Inspiração em líderes populistas europeus pode ser prejudicial a Bolsonaro

Planos do italiano Salvini não são bem vistos pelos mercados; húngaro Orbán é visto como autoritário

Paris

A ligação lisonjeira que Steve Bannon, guru da direita nacionalista, estabeleceu em entrevista à Folha entre Jair Bolsonaro e os líderes populistas Matteo Salvini (vice-premiê da Itália) e Viktor Orbán (premiê da Hungria) é, na ponta do lápis, um tanto incômoda para o presidente eleito do Brasil.

Isso porque, ao contrário do que sugeriu o ex-assessor de Donald Trump, os dois europeus não conseguiram por ora “articular as soluções” —na expressão dele— para os principais problemas de seus respectivos países.

Salvini, ministro do Interior com apetite midiático pantagruélico (aparece muito mais do que o premiê de fato, Giuseppe Conte, ou mesmo que o também vice e colega de coligação Luigi di Maio), é a face mais visível de um governo hoje em conflito aberto com os vizinhos e instituições do continente.

Por um lado, Roma anunciou uma previsão de orçamento para 2019 que eleva a proporção do déficit a 2,4% do PIB –porcentagem que se manteria por ao menos mais dois anos.

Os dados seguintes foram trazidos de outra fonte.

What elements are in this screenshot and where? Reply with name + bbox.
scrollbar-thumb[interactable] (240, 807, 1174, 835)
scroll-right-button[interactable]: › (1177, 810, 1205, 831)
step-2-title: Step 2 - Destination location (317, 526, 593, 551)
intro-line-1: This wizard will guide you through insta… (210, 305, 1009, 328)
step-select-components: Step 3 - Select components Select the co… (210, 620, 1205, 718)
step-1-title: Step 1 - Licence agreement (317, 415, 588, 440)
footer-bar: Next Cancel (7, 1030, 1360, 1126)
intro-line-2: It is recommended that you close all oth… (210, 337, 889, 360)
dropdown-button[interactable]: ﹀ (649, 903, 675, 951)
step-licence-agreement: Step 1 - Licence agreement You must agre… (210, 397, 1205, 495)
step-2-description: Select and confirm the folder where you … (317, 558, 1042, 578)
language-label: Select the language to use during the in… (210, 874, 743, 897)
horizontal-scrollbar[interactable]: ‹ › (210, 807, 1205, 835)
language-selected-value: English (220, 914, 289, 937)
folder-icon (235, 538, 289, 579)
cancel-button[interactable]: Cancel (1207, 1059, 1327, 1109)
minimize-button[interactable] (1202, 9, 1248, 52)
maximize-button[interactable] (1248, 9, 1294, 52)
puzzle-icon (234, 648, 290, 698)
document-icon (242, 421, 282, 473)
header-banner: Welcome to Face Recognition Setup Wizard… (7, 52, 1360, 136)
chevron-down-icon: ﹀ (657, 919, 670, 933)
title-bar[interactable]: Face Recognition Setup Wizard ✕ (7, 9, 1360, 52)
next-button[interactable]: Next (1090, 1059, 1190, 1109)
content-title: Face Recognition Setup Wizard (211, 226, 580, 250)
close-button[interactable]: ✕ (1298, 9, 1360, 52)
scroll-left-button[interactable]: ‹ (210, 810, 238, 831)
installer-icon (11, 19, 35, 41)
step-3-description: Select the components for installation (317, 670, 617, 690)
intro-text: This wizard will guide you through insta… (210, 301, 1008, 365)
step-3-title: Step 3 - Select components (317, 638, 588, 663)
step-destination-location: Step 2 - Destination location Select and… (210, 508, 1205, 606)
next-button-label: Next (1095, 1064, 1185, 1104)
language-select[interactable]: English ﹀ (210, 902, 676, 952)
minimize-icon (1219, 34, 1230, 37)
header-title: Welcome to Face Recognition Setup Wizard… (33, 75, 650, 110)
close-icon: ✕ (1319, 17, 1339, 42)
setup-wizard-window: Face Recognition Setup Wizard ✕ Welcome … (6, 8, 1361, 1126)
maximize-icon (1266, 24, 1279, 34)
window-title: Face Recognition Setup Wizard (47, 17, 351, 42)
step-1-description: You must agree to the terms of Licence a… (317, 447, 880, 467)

A dívida pública italiana corresponde atualmente a 131% do Produto Interno Bruto do país, ou 2,3 trilhões de euros (R$ 9,5 trilhões), e é a maior da zona do euro em valores absolutos.

A título de comparação, o cálculo que a gestão anterior (do Partido Democrático, de centro-esquerda) fizera era de um salvo devedor de 0,8% do PIB —em 2018, a diferença corresponderá a 1,6% das riquezas geradas pelo país.

O anúncio, no fim de setembro, do “orçamento da mudança” derrubou a Bolsa de Milão e fez subir de pronto o rendimento que o governo precisa oferecer nos títulos que custeiam sua dívida, na prática aumentando o rombo.

O governo diz que a previsão de gastos heterodoxa, que desafia a austeridade preconizada pela Comissão Europeia, visa a reestimular uma economia cujo ritmo de crescimento é, na caracterização mais otimista, tépido (1,5% em 2017 e previsão de 1,3% em 2018).

O pacote para 2019 incluiria a instituição de um “auxílio-cidadania” de 780 euros (R$ 3.200) para aposentados que vivem abaixo da linha de pobreza, redução de impostos e diminuição da idade mínima para parar de trabalhar.

Bruxelas, não convencida da viabilidade do plano, ordenou no último dia 23 que a Itália refaça as contas. Vendo “riscos de reverberações negativas em outros Estados-membros da zona do euro”, deu três semanas para que o governo apresente uma nova versão do roteiro de gastos para o ano que vem.

A rédea solta de Roma também não apeteceu a agência de classificação de risco Moody’s, que abaixou a nota do país e de uma série de estatais e bancos da terceira economia da zona do euro.

Mais periférica, a Hungria de Orbán tampouco deveria inspirar Bolsonaro, apesar de seu crescimento econômico estar na faixa saudável dos 4%.

Mesmo em trajetória de queda, a proporção da dívida pública em relação ao PIB ainda bate nos 73%, acima do teto de 60% fixado como aceitável pela Comissão Europeia.

Em junho deste ano, em visita a Budapeste, uma missão do FMI (Fundo Monetário Internacional) recomendou atenção à atual retração do superávit nas contas externas impulsionada por um aquecimento da demanda doméstica.

O principal calcanhar de aquiles da Hungria, porém, é no campo institucional, palco de investidas sucessivas de Orbán contra a imprensa, o Judiciário, os imigrantes e a independência do Banco Central do país, para citar alguns alvos.

O ímpeto intervencionista rendeu a Budapeste uma moção de censura pelo Parlamento Europeu, que viu risco iminente de violação do Estado democrácito de Direito.

Em última instância, o puxão de orelha poderia conduzir à suspensão da Hungria das votações do Conselho Europeu, que congrega os líderes do bloco.